- Born: United Kingdom
- Occupation: Journalist
- Notable credit: Author of Last Days in Cloud Cuckooland
- Spouse: Adriaane Pielou
- Children: Emma Louise Boynton and Lucy Boynton

= Graham Boynton =

British writer and journalist

Graham Boynton is a British-Zimbabwean journalist, consultant, travel writer and editor.

==Background==
Boynton was born in the United Kingdom and raised in Bulawayo, Rhodesia where he was educated at Peterhouse Boys' School and Christian Brothers College. He later graduated from the University of Natal in neighbouring South Africa.

Boynton began a career in journalism as a political reporter during the Rhodesian Bush War. His reportage in South Africa led to the apartheid government declaring him an "undesirable alien", after which they deported him. He subsequently established himself in London, writing for international magazines. In the mid-1980s, he was appointed as the editor of Business Traveller magazine. In 1988, he moved to New York City, where he worked as a writer and editor for Condé Nast Publications for ten years. He was an editor at Condé Nast Traveler and a contracted writer for Vanity Fair. He also wrote for a number of other publications in America and the UK.

In 1998, he returned to the UK to become the travel editor of the Daily and Sunday Telegraph. A year earlier, he published Last Days in Cloud Cuckooland about the end of white minority rule in South Africa.
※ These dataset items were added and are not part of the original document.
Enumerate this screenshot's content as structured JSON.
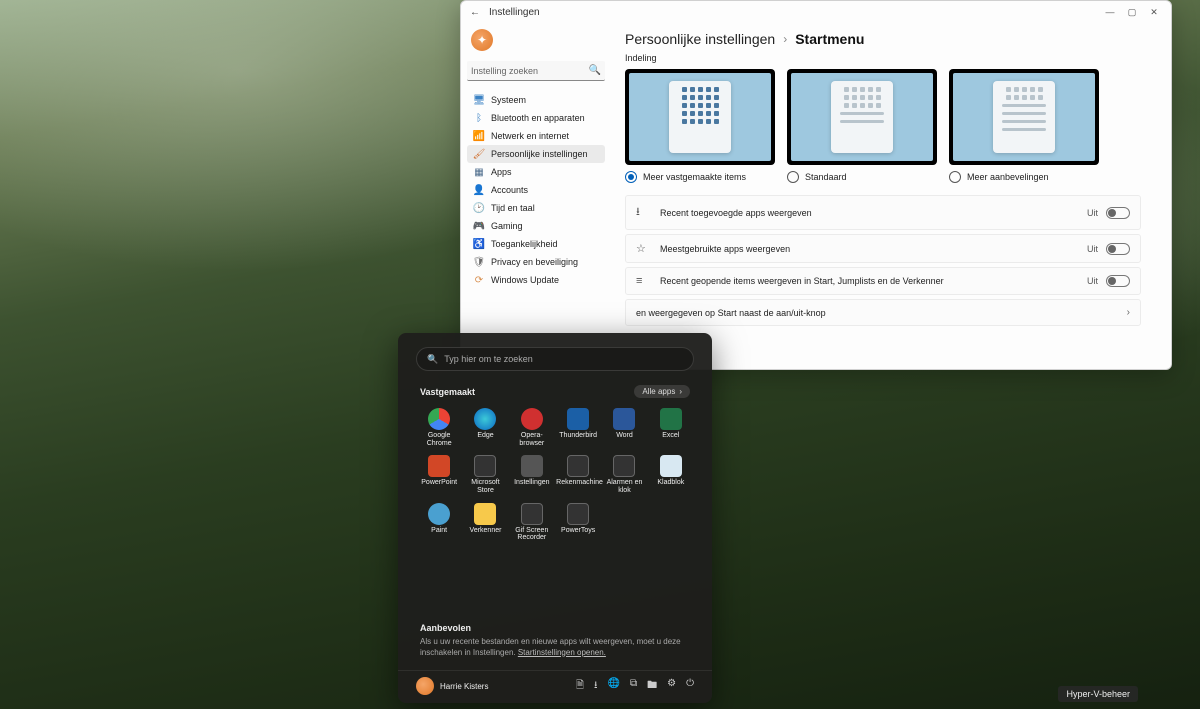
{
  "settings": {
    "back_icon": "←",
    "window_title": "Instellingen",
    "search_placeholder": "Instelling zoeken",
    "nav": [
      {
        "icon": "🖥",
        "label": "Systeem",
        "color": "#3b82c4"
      },
      {
        "icon": "ᛒ",
        "label": "Bluetooth en apparaten",
        "color": "#3b82c4"
      },
      {
        "icon": "📶",
        "label": "Netwerk en internet",
        "color": "#3bb0d4"
      },
      {
        "icon": "🖌",
        "label": "Persoonlijke instellingen",
        "color": "#d07030",
        "selected": true
      },
      {
        "icon": "▦",
        "label": "Apps",
        "color": "#4a6a8a"
      },
      {
        "icon": "👤",
        "label": "Accounts",
        "color": "#d89050"
      },
      {
        "icon": "🕑",
        "label": "Tijd en taal",
        "color": "#6a6a6a"
      },
      {
        "icon": "🎮",
        "label": "Gaming",
        "color": "#6a6a6a"
      },
      {
        "icon": "♿",
        "label": "Toegankelijkheid",
        "color": "#3b82c4"
      },
      {
        "icon": "🛡",
        "label": "Privacy en beveiliging",
        "color": "#6a6a6a"
      },
      {
        "icon": "⟳",
        "label": "Windows Update",
        "color": "#d89050"
      }
    ],
    "breadcrumb": {
      "parent": "Persoonlijke instellingen",
      "sep": "›",
      "current": "Startmenu"
    },
    "section_layout": "Indeling",
    "layout_options": [
      {
        "label": "Meer vastgemaakte items",
        "checked": true
      },
      {
        "label": "Standaard",
        "checked": false
      },
      {
        "label": "Meer aanbevelingen",
        "checked": false
      }
    ],
    "toggles": [
      {
        "icon": "⭳",
        "label": "Recent toegevoegde apps weergeven",
        "state": "Uit"
      },
      {
        "icon": "☆",
        "label": "Meestgebruikte apps weergeven",
        "state": "Uit"
      },
      {
        "icon": "≡",
        "label": "Recent geopende items weergeven in Start, Jumplists en de Verkenner",
        "state": "Uit"
      }
    ],
    "expand_row": "en weergegeven op Start naast de aan/uit-knop"
  },
  "start": {
    "search_placeholder": "Typ hier om te zoeken",
    "pinned_label": "Vastgemaakt",
    "all_apps": "Alle apps",
    "apps": [
      {
        "label": "Google Chrome",
        "cls": "ic-chrome"
      },
      {
        "label": "Edge",
        "cls": "ic-edge"
      },
      {
        "label": "Opera-browser",
        "cls": "ic-opera"
      },
      {
        "label": "Thunderbird",
        "cls": "ic-tbird"
      },
      {
        "label": "Word",
        "cls": "ic-word"
      },
      {
        "label": "Excel",
        "cls": "ic-excel"
      },
      {
        "label": "PowerPoint",
        "cls": "ic-ppt"
      },
      {
        "label": "Microsoft Store",
        "cls": "ic-store"
      },
      {
        "label": "Instellingen",
        "cls": "ic-settings"
      },
      {
        "label": "Rekenmachine",
        "cls": "ic-calc"
      },
      {
        "label": "Alarmen en klok",
        "cls": "ic-clock"
      },
      {
        "label": "Kladblok",
        "cls": "ic-notepad"
      },
      {
        "label": "Paint",
        "cls": "ic-paint"
      },
      {
        "label": "Verkenner",
        "cls": "ic-explorer"
      },
      {
        "label": "Gif Screen Recorder",
        "cls": "ic-gif"
      },
      {
        "label": "PowerToys",
        "cls": "ic-ptoys"
      }
    ],
    "recommended_label": "Aanbevolen",
    "recommended_desc_prefix": "Als u uw recente bestanden en nieuwe apps wilt weergeven, moet u deze inschakelen in Instellingen. ",
    "recommended_link": "Startinstellingen openen.",
    "user_name": "Harrie Kisters",
    "tray_icons": [
      "🗎",
      "⭳",
      "🌐",
      "⧉",
      "🖿",
      "⚙",
      "⏻"
    ]
  },
  "taskbar_label": "Hyper-V-beheer"
}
It was named as one of the Washington Posts Best Non Fiction Books of 1998. He was the Group Travel Editor of the Telegraph Media Group from 1998 to December 2011.

He also regularly contributes pieces about Zimbabwe.

Boynton's latest book, Wild: The Life of Peter Beard: Photographer, Adventurer, Lover, was published in October 2022.

==Family==
He is married to travel writer Adriaane Pielou and they have two daughters together, Emma-Louise, who works in broadcast journalism, and actress Lucy Boynton.